Yellow Mud Street, the first novella in the collection, is a revolting, beautiful, contradictory summation of life in the ditch. A recounting of a fabulous town sinking into a pit of its own excrement. The bats and the centipedes, and the people and pigs, all leaking and spewing into each other, the roofs collapsing, and the hungry, sad animals beneath them called human beings, crumbling and festering in their own resentful sties. Can Xue conjures a continual excrescence of polyp-sprouting images. The characters and lunatics she peoples this scourged landscape with are hideous, Goya-esque renditions of nightmare beings, hovering between life and death and love and salvation.
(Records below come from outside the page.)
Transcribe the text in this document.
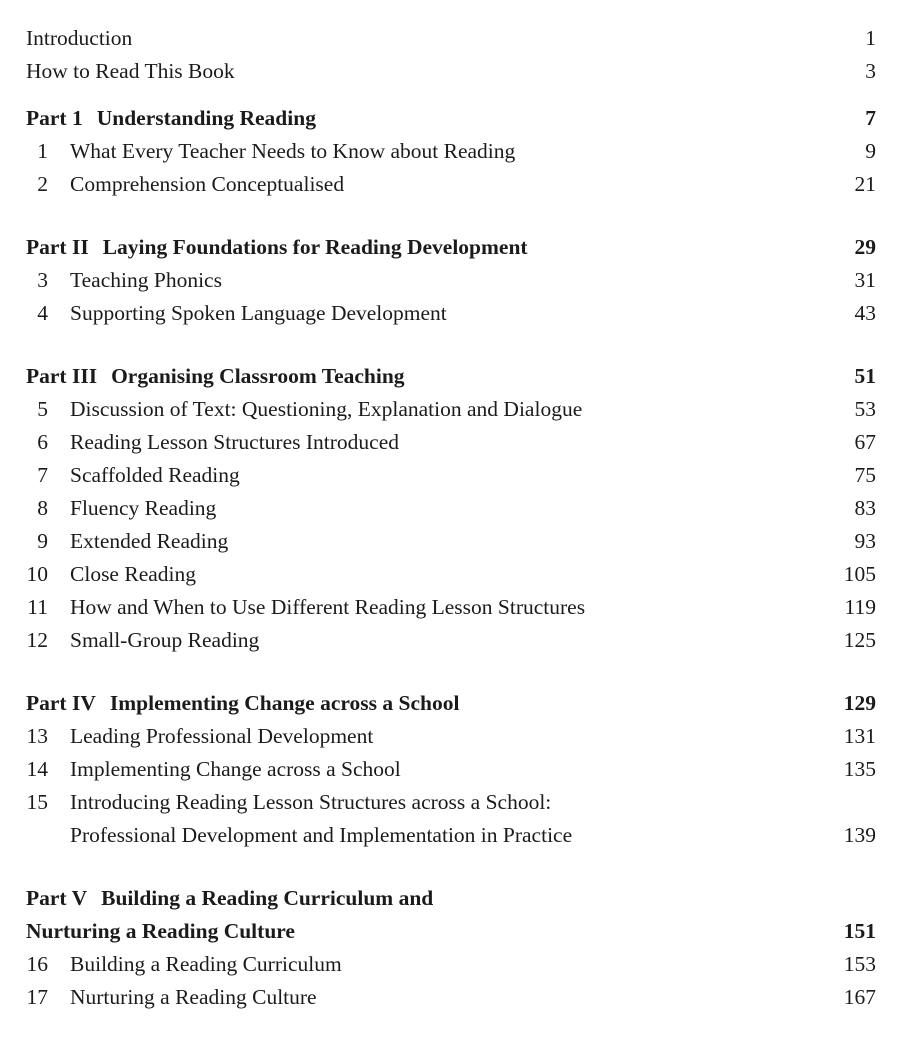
Introduction	1
How to Read This Book	3
Part 1 Understanding Reading	7
1	What Every Teacher Needs to Know about Reading	9
2	Comprehension Conceptualised	21
Part II Laying Foundations for Reading Development	29
3	Teaching Phonics	31
4	Supporting Spoken Language Development	43
Part III Organising Classroom Teaching	51
5	Discussion of Text: Questioning, Explanation and Dialogue	53
6	Reading Lesson Structures Introduced	67
7	Scaffolded Reading	75
8	Fluency Reading	83
9	Extended Reading	93
10	Close Reading	105
11	How and When to Use Different Reading Lesson Structures	119
12	Small-Group Reading	125
Part IV Implementing Change across a School	129
13	Leading Professional Development	131
14	Implementing Change across a School	135
15	Introducing Reading Lesson Structures across a School:
Professional Development and Implementation in Practice	139
Part V Building a Reading Curriculum and
Nurturing a Reading Culture	151
16	Building a Reading Curriculum	153
17	Nurturing a Reading Culture	167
So why is Can Xue doing all this? Why does she fly in the face of convention and challenge the notion of enjoyable reading and the status quo? Each moment, each gory detail, each unimaginable horror taking place is the even-toned, straight-faced, loving joke of an activist. She uses our fears and aggravations to build a castle of images, colors and flavors. Whether the Chinese government reads it or American students or Argentine professors, there is something to be gained from her intense vision. You can draw parallels to the questionable bureaucracies that spawned the human suffering she depicts in exaggerated detail. Beneath the hyperbole lie wounds of truth and blisters of history. You can find in the hairy horrors and pus-dripping walls, the squealing prostitutes and puddles bubbling with frogs, a cause and a purpose. She sees human beings as dependent creatures. Communities, when built upon mud, can only foster mud creatures. Yet in death and decay there is often found a germ of life and a sick kind of natural beauty. Can Xue excoriates our taste, and abrades our minds. She is the loving dictator of the lost hells of impoverished villages, where patches of our worst habits lurked and corrupted our ancestors.
Old Floating Cloud, the second novella, is a subtler, pointillist display of her powers. She weaves a tapestry of symbols to convey brilliant satires and memorable dreams. Plot and character development are not her main concern. The roles of family and community, the emotion and trauma we compile in our daily, animalistic existences, are her bread and butter. We are walking contradictions, all of us, and what we love, often destroys us. Our adornments are all sequins, and our blemishes are our defining characteristics. While this story is far more readable, far easier to digest, it is not as powerful as Yellow Mud Street. The sheer accumulation of her images, and the Jenga tower of her atmospheric malaise are impressive to a startling degree. Even more than her other short story collections, these two exemplar works are enough to prove to anyone that she is not afraid to expose and explode our literary refinements and the sealed bags of cultural baggage we all lug upon our shoulders like severed heads.
Can Xue may be overlooked by some now, but in the future, I think, her great artistry will continue to grow in influence.